Will the media aggressively attempt to find the answer? Or will the failure of Palestinian authorities to hold criminals accountable not be seen as part of the "wonderful story" that needs to be told?

4) Will journalists investigate whether there is any connection between those who committed this crime and the murder, in 2003, of three Americans who were part of a delegation on its way to interview Palestinian candidates for the Fulbright Scholarship? Those responsible for that crime have never been brought to justice and the issue has been allowed to fade.

5) The fact that Palestinian leaders managed to secure the release of these journalists surely suggests that they could secure the release of the kidnapped Israeli soldier as well. Why has that not happened?

6) Finally, can we hope for some self-examination by the media about the extent to which kidnappings and other threats intimidate journalists and influence their coverage, not least in such places as Gaza and Lebanon? I wouldn't bet on it.

I tend to grow weary of blanket indictments of what the media does or does not do. It's a parlor game that "the media" cannot win. There are a million angles to a million stories that will never and realistically can never get covered. Cliff asks important questions. Others might have equally important questions about the elections in the Congo, what the rise of Islamism means in Somalia, and literally thousands of others that have as of yet been unanswered. To expect the media to create a 1:1 scale map of the universe as it exists at the moment of publication and based on one's own biases seems to be both patently unfair and absurd, inclined to make one's grievences seem all the more potent as a result of appearing to be ignored. And in an age when one can rise to prominence outside of the realm of the media, through, say, blogging or any other fairly prominent platform, rather than complain about what others are not doing, why not try to do it yourself?


But on the whole, Cliff raises good and important questions that deserve to be answered because the media has given this issue ample coverage, and as a consequence, the apparent ommissions are ones that we are entitled to think someone would address. In other words, in the midst of all-Jonbenet all the time, this is a case where legitimate questions could have been asked were the media, and especially televised media, and particularly Fox (which, from my random daily samples has been the most committed to the breathless coverage of the decade-old murder of a pretty little white girl even though thousands of children die from violence every year, and which has a dog in this hunt) a little more committed to asking the tough questions.


Update: I exchanged a couple of emails with Cliff May today, and here is what he had to say about this issue and my post:

I think you make a good point re my questions. Actually, I want to hear what Centanni and Wiig say next, after the immediate rush of events has died down, and when they don’t have Hamas officials standing next to them.

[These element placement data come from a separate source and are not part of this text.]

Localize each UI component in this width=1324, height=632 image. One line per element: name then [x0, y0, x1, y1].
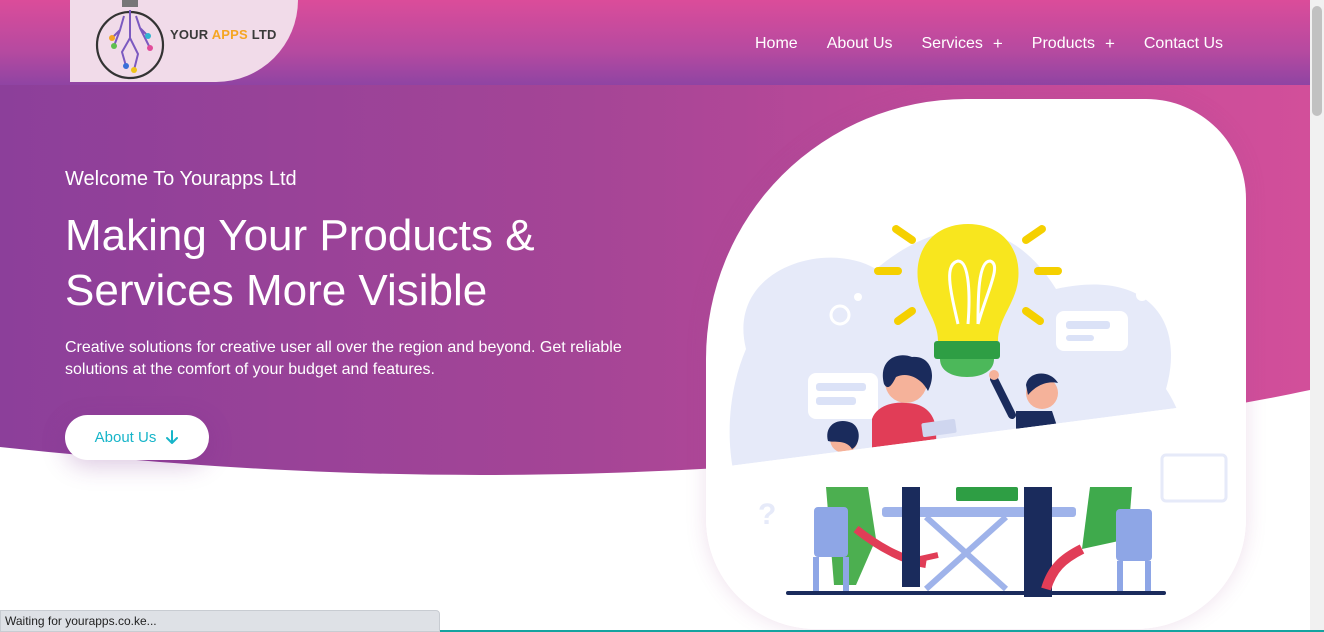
nav-item-products[interactable]: Products +	[1032, 34, 1115, 54]
about-us-button[interactable]: About Us	[65, 415, 209, 460]
hero-headline: Making Your Products & Services More Vis…	[65, 211, 535, 315]
lightbulb-logo-icon	[95, 0, 165, 80]
nav-item-services[interactable]: Services +	[922, 34, 1003, 54]
nav-item-home[interactable]: Home	[755, 34, 798, 54]
svg-text:?: ?	[758, 498, 776, 531]
expand-plus-icon[interactable]: +	[993, 34, 1003, 54]
hero-illustration-card: ? ?	[706, 99, 1246, 629]
hero-description: Creative solutions for creative user all…	[65, 339, 622, 378]
team-idea-illustration: ? ?	[706, 224, 1246, 629]
expand-plus-icon[interactable]: +	[1105, 34, 1115, 54]
arrow-down-icon	[166, 430, 179, 444]
scrollbar-thumb[interactable]	[1312, 6, 1322, 116]
browser-status-bar: Waiting for yourapps.co.ke...	[0, 610, 440, 632]
logo-wordmark: YOUR APPS LTD	[170, 27, 277, 42]
nav-item-contact-us[interactable]: Contact Us	[1144, 34, 1223, 54]
svg-text:?: ?	[1130, 387, 1146, 417]
nav-item-about-us[interactable]: About Us	[827, 34, 893, 54]
hero-welcome-text: Welcome To Yourapps Ltd	[65, 168, 297, 190]
main-nav: Home About Us Services + Products + Contac…	[755, 34, 1252, 54]
page-scrollbar[interactable]	[1310, 0, 1324, 632]
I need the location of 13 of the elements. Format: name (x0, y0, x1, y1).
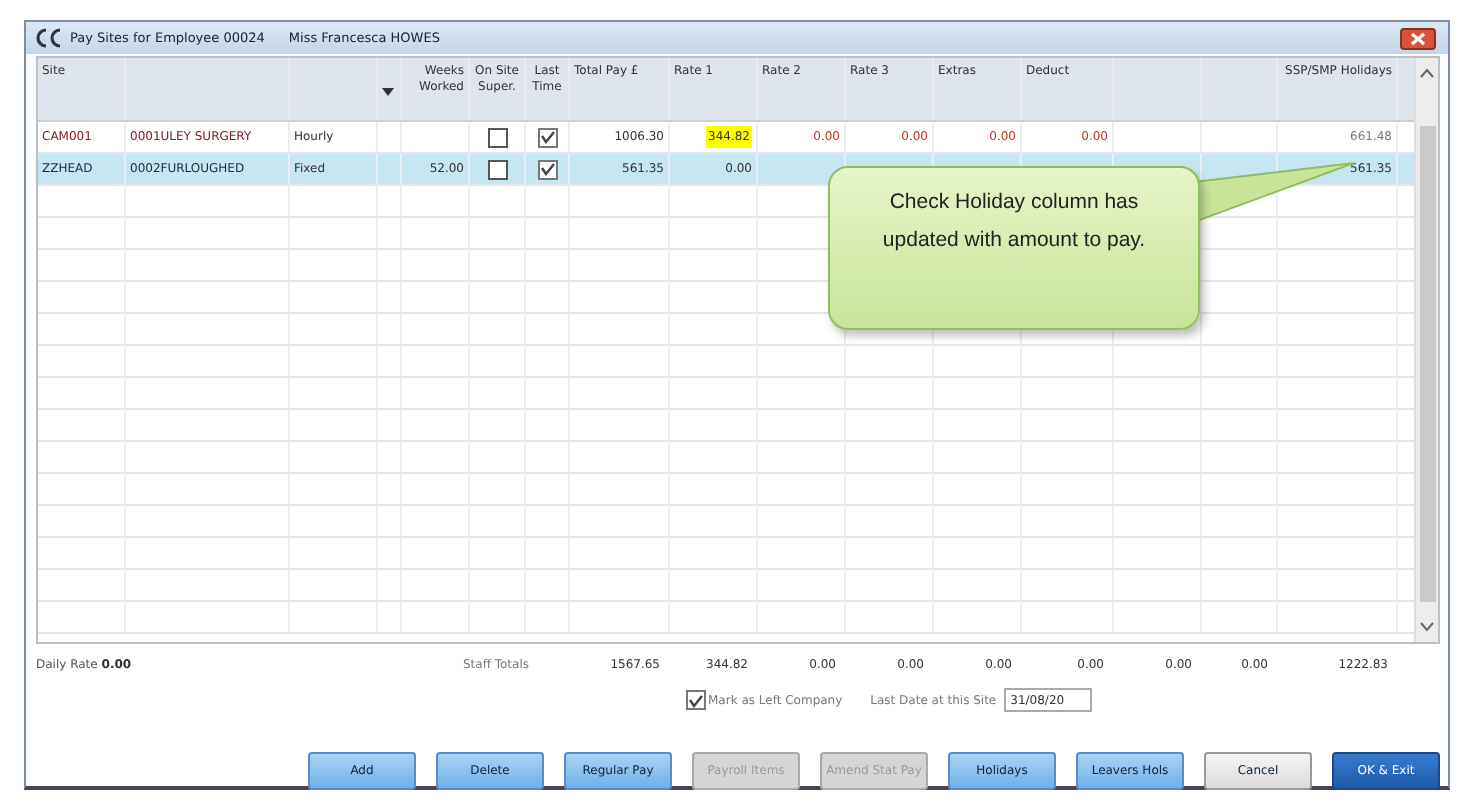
close-icon[interactable] (1410, 31, 1426, 45)
checkbox[interactable] (686, 690, 706, 710)
checkbox[interactable] (537, 127, 557, 147)
close-button[interactable] (1400, 27, 1436, 49)
checkbox[interactable] (537, 159, 557, 179)
scroll-up-icon[interactable] (1420, 68, 1434, 78)
scrollbar[interactable] (1414, 58, 1438, 642)
scroll-down-icon[interactable] (1420, 622, 1434, 632)
checkbox[interactable] (487, 127, 507, 147)
callout-note: Check Holiday column has updated with amount to pay. (828, 166, 1200, 330)
checkbox[interactable] (487, 159, 507, 179)
sort-arrow-icon[interactable] (382, 88, 394, 96)
app-logo-icon (34, 28, 62, 48)
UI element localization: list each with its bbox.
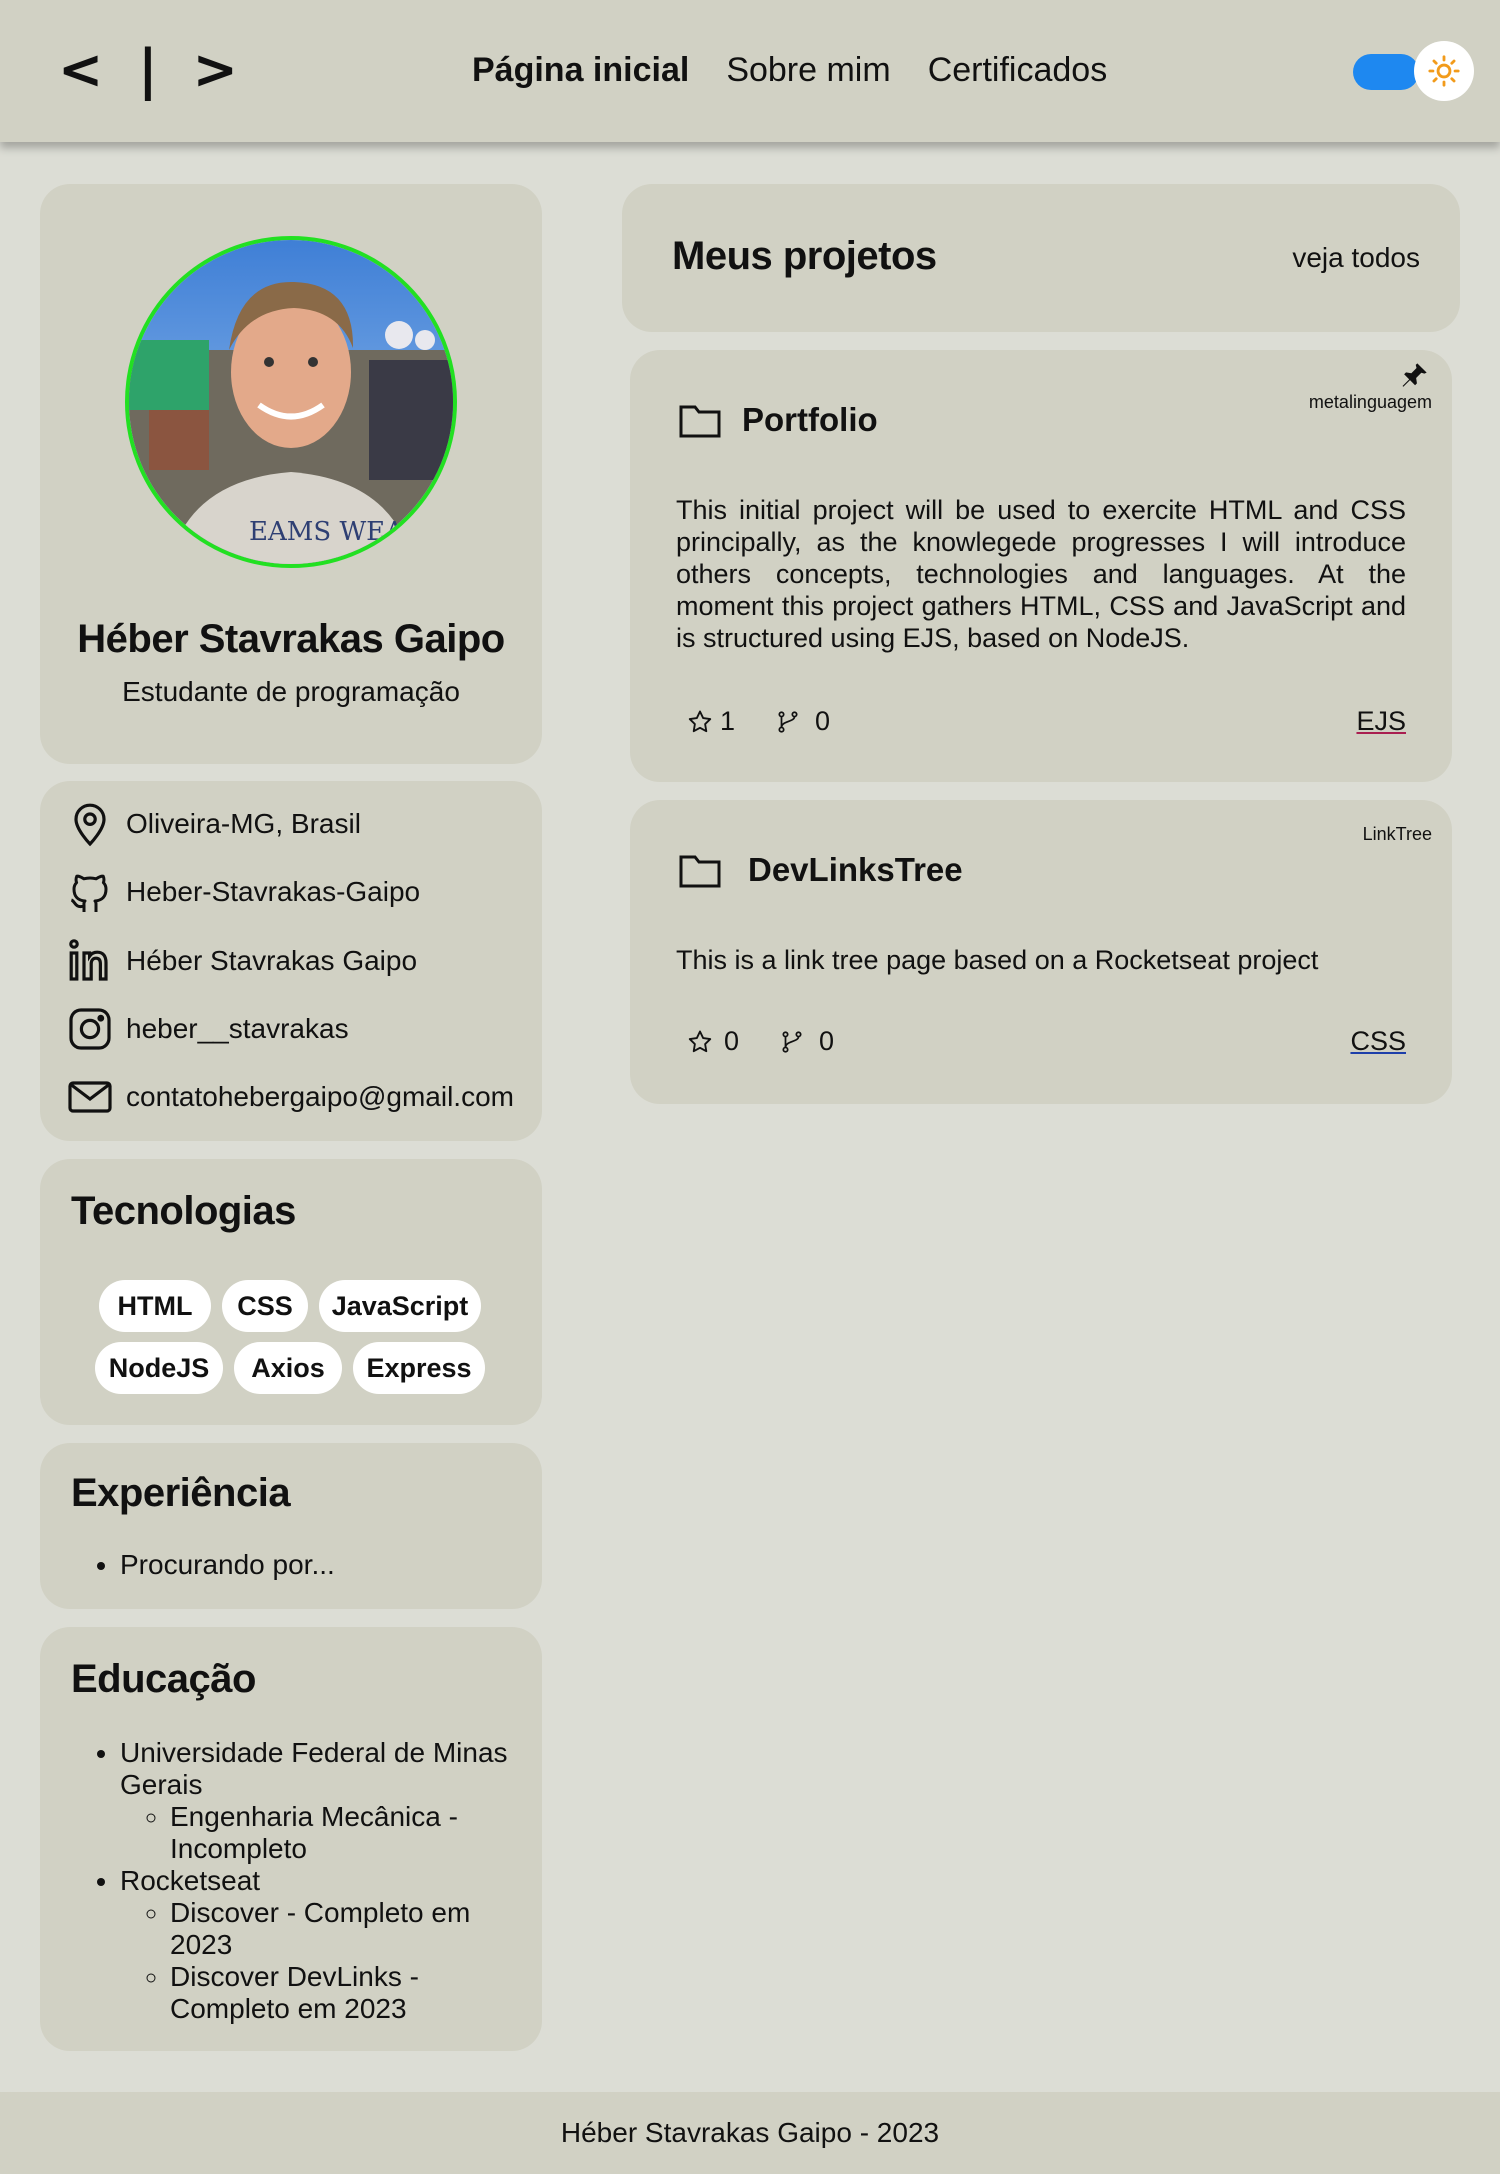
contact-email[interactable]: contatohebergaipo@gmail.com bbox=[66, 1072, 514, 1122]
contacts-card: Oliveira-MG, Brasil Heber-Stavrakas-Gaip… bbox=[40, 781, 542, 1141]
star-icon bbox=[688, 1030, 712, 1052]
instagram-icon bbox=[69, 1008, 111, 1050]
avatar-photo: EAMS WEA bbox=[129, 240, 453, 564]
list-item: Discover DevLinks - Completo em 2023 bbox=[170, 1961, 520, 2025]
education-institution: Universidade Federal de Minas Gerais bbox=[120, 1737, 508, 1800]
technologies-title: Tecnologias bbox=[71, 1189, 296, 1233]
repo-stats: 1 0 bbox=[686, 706, 830, 737]
star-icon bbox=[688, 710, 712, 732]
education-list: Universidade Federal de Minas Gerais Eng… bbox=[120, 1737, 520, 2025]
repo-name[interactable]: DevLinksTree bbox=[748, 851, 963, 889]
pin-icon bbox=[1402, 363, 1427, 387]
linkedin-icon bbox=[69, 939, 108, 981]
repo-title: DevLinksTree bbox=[676, 846, 963, 894]
github-icon bbox=[70, 874, 108, 912]
contact-instagram-text: heber__stavrakas bbox=[126, 1013, 349, 1044]
repo-stars: 1 bbox=[720, 706, 736, 736]
repo-card-devlinkstree[interactable]: LinkTree DevLinksTree This is a link tre… bbox=[630, 800, 1452, 1104]
repo-description: This is a link tree page based on a Rock… bbox=[676, 945, 1319, 975]
contact-location: Oliveira-MG, Brasil bbox=[66, 799, 361, 849]
tech-badge: JavaScript bbox=[319, 1280, 481, 1332]
list-item: Rocketseat Discover - Completo em 2023 D… bbox=[120, 1865, 520, 2025]
contact-instagram[interactable]: heber__stavrakas bbox=[66, 1004, 349, 1054]
avatar: EAMS WEA bbox=[125, 236, 457, 568]
theme-toggle-track[interactable] bbox=[1353, 54, 1419, 90]
fork-icon bbox=[782, 1030, 802, 1053]
theme-toggle-knob[interactable] bbox=[1414, 41, 1474, 101]
repo-language: CSS bbox=[1350, 1026, 1406, 1056]
mail-icon bbox=[68, 1081, 112, 1113]
experience-list: Procurando por... bbox=[120, 1549, 520, 1581]
nav-about[interactable]: Sobre mim bbox=[726, 48, 890, 92]
svg-text:EAMS WEA: EAMS WEA bbox=[249, 517, 405, 547]
contact-linkedin[interactable]: Héber Stavrakas Gaipo bbox=[66, 936, 417, 986]
contact-linkedin-text: Héber Stavrakas Gaipo bbox=[126, 945, 418, 976]
footer-text: Héber Stavrakas Gaipo - 2023 bbox=[560, 2117, 940, 2148]
tech-badge: Express bbox=[353, 1342, 485, 1394]
nav-certificates[interactable]: Certificados bbox=[928, 48, 1108, 92]
tech-badge: CSS bbox=[222, 1280, 308, 1332]
repo-stats: 0 0 bbox=[686, 1026, 834, 1057]
see-all-link[interactable]: veja todos bbox=[1292, 242, 1420, 274]
repo-card-portfolio[interactable]: metalinguagem Portfolio This initial pro… bbox=[630, 350, 1452, 782]
tech-badge: NodeJS bbox=[95, 1342, 223, 1394]
folder-icon bbox=[679, 855, 721, 888]
sun-icon bbox=[1428, 55, 1460, 87]
profile-name: Héber Stavrakas Gaipo bbox=[77, 617, 505, 661]
projects-title: Meus projetos bbox=[672, 234, 937, 278]
education-institution: Rocketseat bbox=[120, 1865, 261, 1896]
repo-language: EJS bbox=[1356, 706, 1406, 736]
repo-title: Portfolio bbox=[676, 396, 878, 444]
profile-role: Estudante de programação bbox=[122, 676, 460, 707]
repo-name[interactable]: Portfolio bbox=[742, 401, 878, 439]
tech-badge: HTML bbox=[99, 1280, 211, 1332]
technologies-card: Tecnologias HTML CSS JavaScript NodeJS A… bbox=[40, 1159, 542, 1425]
repo-topic-tag: LinkTree bbox=[1362, 824, 1432, 844]
education-card: Educação Universidade Federal de Minas G… bbox=[40, 1627, 542, 2051]
fork-icon bbox=[778, 710, 798, 733]
list-item: Discover - Completo em 2023 bbox=[170, 1897, 520, 1961]
repo-topic-tag: metalinguagem bbox=[1308, 392, 1432, 412]
contact-github-text: Heber-Stavrakas-Gaipo bbox=[126, 876, 421, 907]
list-item: Procurando por... bbox=[120, 1549, 520, 1581]
education-title: Educação bbox=[71, 1657, 256, 1701]
projects-header-card: Meus projetos veja todos bbox=[622, 184, 1460, 332]
list-item: Universidade Federal de Minas Gerais Eng… bbox=[120, 1737, 520, 1865]
contact-email-text: contatohebergaipo@gmail.com bbox=[126, 1081, 514, 1112]
main-nav: Página inicial Sobre mim Certificados bbox=[472, 48, 1107, 92]
top-header: < | > Página inicial Sobre mim Certifica… bbox=[0, 0, 1500, 142]
contact-github[interactable]: Heber-Stavrakas-Gaipo bbox=[66, 867, 420, 917]
repo-forks: 0 bbox=[819, 1026, 835, 1056]
tech-badge: Axios bbox=[234, 1342, 342, 1394]
experience-card: Experiência Procurando por... bbox=[40, 1443, 542, 1609]
site-logo[interactable]: < | > bbox=[58, 38, 246, 102]
list-item: Engenharia Mecânica - Incompleto bbox=[170, 1801, 520, 1865]
contact-location-text: Oliveira-MG, Brasil bbox=[126, 808, 361, 839]
repo-stars: 0 bbox=[724, 1026, 740, 1056]
repo-forks: 0 bbox=[815, 706, 831, 736]
location-pin-icon bbox=[74, 803, 106, 847]
page-footer: Héber Stavrakas Gaipo - 2023 bbox=[0, 2092, 1500, 2174]
profile-card: EAMS WEA Héber Stavrakas Gaipo Estudante… bbox=[40, 184, 542, 764]
experience-title: Experiência bbox=[71, 1471, 291, 1515]
repo-description: This initial project will be used to exe… bbox=[676, 495, 1406, 653]
folder-icon bbox=[679, 405, 721, 438]
nav-home[interactable]: Página inicial bbox=[472, 48, 689, 92]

At that point, it should be possible to judge whether they understand how they’ve been manipulated -- or not.

This is a very useful argument -- for their own safety and perhaps as the result of something like Stockholm Syndrome, we probably ought not to place too much pressure on them right now, but once they have had time to adjust, see their families, and the like, let's hope they have something to contribute to a discussion that, as May amply argues, we ought to be having.